The political money and banking system disempowers communities and enables a small elite to use the present centralized control mechanisms to their own advantage and purpose. It misallocates credit, making it both scarce and expensive for the productive private sector while enabling central governments to circumvent, by deficit spending, the natural limits imposed by its above-board revenue streams.

These are the main flaws inherent in the system:

  1. The issuance of money on improper bases, mainly government debt that is created by virtually unlimited deficit spending, but also on the basis of real estate and assets of questionable value.
  2. Legal tender laws that force acceptance at face value of the consequently debased political currencies.
  3. The charging of interest on credit money that is created by the banks as “loans,” even though the banks have surrendered nothing of value.

Over the years there's been no shortage of would-be monetary reformers who have been warning that the system is broken and needs to be fixed. Some of these have even had some good ideas about how to fix it, but their voices have mostly been ignored or drowned out by the vested interests who have promoted an orthodox doctrine that works to their own advantage. During periods of severe financial or economic distress, such as the present one, some reformers are able to get their views reported in the mainstream media, so today we are hearing calls for a variety of political solutions -- abolition of the Fed, direct issuance of money by the government, a return to the gold standard, tighter regulation of banks and financial institutions, etc.

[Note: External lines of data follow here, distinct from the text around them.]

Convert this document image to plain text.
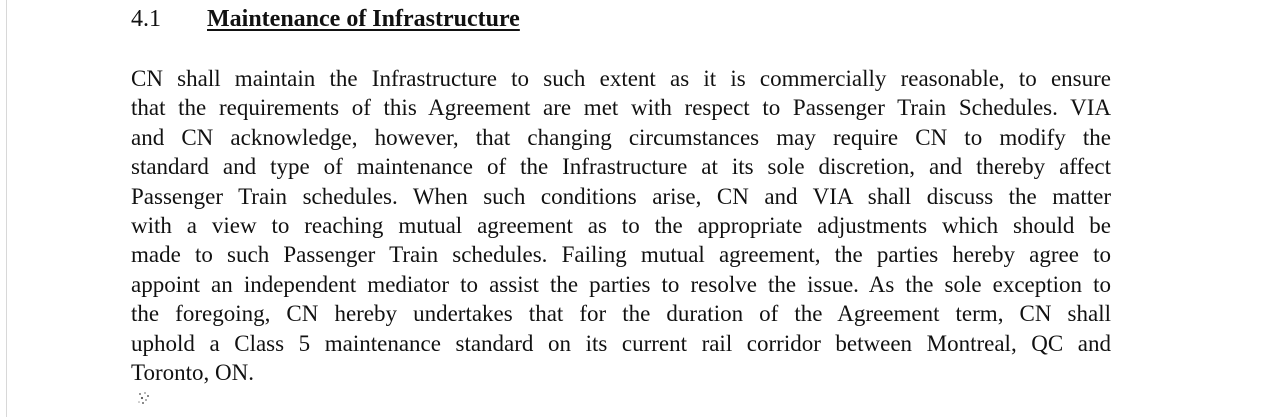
4.1 Maintenance of Infrastructure
CN shall maintain the Infrastructure to such extent as it is commercially reasonable, to ensure
that the requirements of this Agreement are met with respect to Passenger Train Schedules. VIA
and CN acknowledge, however, that changing circumstances may require CN to modify the
standard and type of maintenance of the Infrastructure at its sole discretion, and thereby affect
Passenger Train schedules. When such conditions arise, CN and VIA shall discuss the matter
with a view to reaching mutual agreement as to the appropriate adjustments which should be
made to such Passenger Train schedules. Failing mutual agreement, the parties hereby agree to
appoint an independent mediator to assist the parties to resolve the issue. As the sole exception to
the foregoing, CN hereby undertakes that for the duration of the Agreement term, CN shall
uphold a Class 5 maintenance standard on its current rail corridor between Montreal, QC and
Toronto, ON.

Some of these actions might have a short-run salutary effect, if they could be gotten through Congress. But statist and political approaches are at best futile and at worst inclined to take us further in the wrong direction toward more centralized control and still greater concentration of wealth. They are futile in that the political process in most countries of the world, despite the trappings of democracy, has long since been removed beyond the grasp of ordinary people. If the people are to regain political control, we will first need to assert our economic power, especially our “money power,” by organizing ourselves to control our own credit and to mediate the exchange process apart from the banking cartel and without the use of politicized national currencies. Putting the money monopoly under new management will not solve the fundamental dysfunctions that are inherent in it.

What about the “Greenback solution?”

Many influential present day reformers (including William Greider, Rep. Dennis Kucinich, and Ellen Brown) are promoting what has been called the “greenback solution." Harking back to Abraham Lincoln’s scheme for financing the Civil War, they are calling for the federal government to bypass the Federal Reserve and the banks and to issue a national currency directly into circulation.

There are many flies in this ointment. First of all, the greenback solution merely seeks to put the money monopoly under new management. Placing the money issuing power into the hands of the Treasury does nominally achieve this, but it is a gross delusion to think that the Treasury is, or might become, independent of the banking interests that now control the Fed. One indication of this is the fact that both the present and former Treasury secretaries have been executives of Goldman Sachs, the most powerful financial establishment in the country. Whose interests have they served?